The most undeniable factor is that many past mayors made agreements with its unions about including most benefits over the union members’ salary. Salary is what is utilized to calculated retirement and future unfunded liabilities, plus future health and dental expenses. At this moment some unions agreed with the City to include vehicle and gas allowance into their salary. Police and Fire union have agreed with the City to include their percentage based longevity payments into the salary as well. The calculation of salary is one part of what affects the OPEB contributions (Other Post Employment Benefits). The unions know it and take full advantage of it. Previous mayors have made deals with unions that the city cannot continue to sustain.
The more workers the City hires or if City leaders agree to include benefits of union agreements into bottom line salaries the more the unfunded liabilities grow and the possibility that will take the taxpayers pass the year 2040 to fund those liabilities. However, Mr. Ianello doesn’t think the new hires will affect negatively that amount because new employees will be paying higher withholding of 11% (9% = 2% over $30,000) which means that they will be contributing to their retirement the correct amount.
According to the City of Lawrence’s assumptions, these unfunded liabilities were on track to disappear by 2040 but it has been reduced to 2038. The reason for the change is that the City was paying retirement benefits for employees of the Water Department, Cemetery and Airport which are Enterprise Funds and should have been paying for that. When the City charged back those expenses, the liability was reduced to 2038.

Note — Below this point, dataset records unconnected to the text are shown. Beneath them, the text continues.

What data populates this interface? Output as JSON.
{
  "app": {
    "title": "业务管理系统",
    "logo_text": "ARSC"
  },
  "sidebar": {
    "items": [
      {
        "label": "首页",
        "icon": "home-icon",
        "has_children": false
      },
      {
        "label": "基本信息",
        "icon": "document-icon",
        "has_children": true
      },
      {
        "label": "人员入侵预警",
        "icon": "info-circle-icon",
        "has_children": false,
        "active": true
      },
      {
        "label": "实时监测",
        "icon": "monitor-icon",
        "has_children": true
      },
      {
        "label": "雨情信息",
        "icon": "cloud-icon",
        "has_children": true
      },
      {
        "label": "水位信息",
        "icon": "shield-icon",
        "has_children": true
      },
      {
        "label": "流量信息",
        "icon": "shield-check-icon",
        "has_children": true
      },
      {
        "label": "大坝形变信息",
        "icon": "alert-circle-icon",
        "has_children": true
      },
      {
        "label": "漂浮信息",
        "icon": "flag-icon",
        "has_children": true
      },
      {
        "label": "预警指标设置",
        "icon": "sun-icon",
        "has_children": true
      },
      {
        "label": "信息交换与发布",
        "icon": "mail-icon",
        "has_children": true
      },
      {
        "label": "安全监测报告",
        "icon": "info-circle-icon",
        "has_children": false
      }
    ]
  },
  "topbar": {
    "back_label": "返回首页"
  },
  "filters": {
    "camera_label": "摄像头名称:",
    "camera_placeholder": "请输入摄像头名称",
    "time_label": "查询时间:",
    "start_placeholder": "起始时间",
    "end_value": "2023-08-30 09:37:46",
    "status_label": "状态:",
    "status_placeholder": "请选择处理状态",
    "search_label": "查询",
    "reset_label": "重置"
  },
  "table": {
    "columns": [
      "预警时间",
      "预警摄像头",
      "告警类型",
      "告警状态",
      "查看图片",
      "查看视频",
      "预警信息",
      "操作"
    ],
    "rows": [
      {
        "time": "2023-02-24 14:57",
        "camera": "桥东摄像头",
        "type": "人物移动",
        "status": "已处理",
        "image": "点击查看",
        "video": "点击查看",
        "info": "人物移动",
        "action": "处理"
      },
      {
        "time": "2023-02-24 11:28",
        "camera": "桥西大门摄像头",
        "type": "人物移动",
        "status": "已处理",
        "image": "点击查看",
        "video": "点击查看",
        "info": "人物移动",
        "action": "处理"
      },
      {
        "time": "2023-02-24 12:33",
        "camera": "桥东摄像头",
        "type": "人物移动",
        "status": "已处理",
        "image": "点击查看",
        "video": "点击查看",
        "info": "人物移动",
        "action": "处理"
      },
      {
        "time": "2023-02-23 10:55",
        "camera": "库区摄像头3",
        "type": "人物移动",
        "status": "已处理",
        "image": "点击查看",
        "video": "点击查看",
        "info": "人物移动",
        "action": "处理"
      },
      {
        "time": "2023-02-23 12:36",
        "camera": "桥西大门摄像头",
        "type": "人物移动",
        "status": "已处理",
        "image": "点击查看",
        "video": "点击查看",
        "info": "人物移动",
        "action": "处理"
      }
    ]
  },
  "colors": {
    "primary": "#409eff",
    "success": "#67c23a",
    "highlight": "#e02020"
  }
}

According to a State Budget Crisis Task Force, “The ratio of active public employees to retirees has fallen drastically. Today it is 1.75 to 1; in 1950, it was 7 to 1. This means that a loss in pension investments has three times the impact on local budgets than 40 years ago.” Forty years ago, the City of Lawrence had more employees on its books than today. We will see even less employees in the future.
So when you ask yourself that you wish the City had more employees, just think of the future liability and all the money that could be used for other purposes such as new parks, streets, led lighting, senior and youth centers, better transportation systems, solar and Wi-Fi friendly city.
So $2 million to add more police officers will definitely be a larger expense on the back side of it all. Politicians don’t care of these unfunded liabilities. They just want to look good now and let someone else deal with the future issues when they get to that bridge.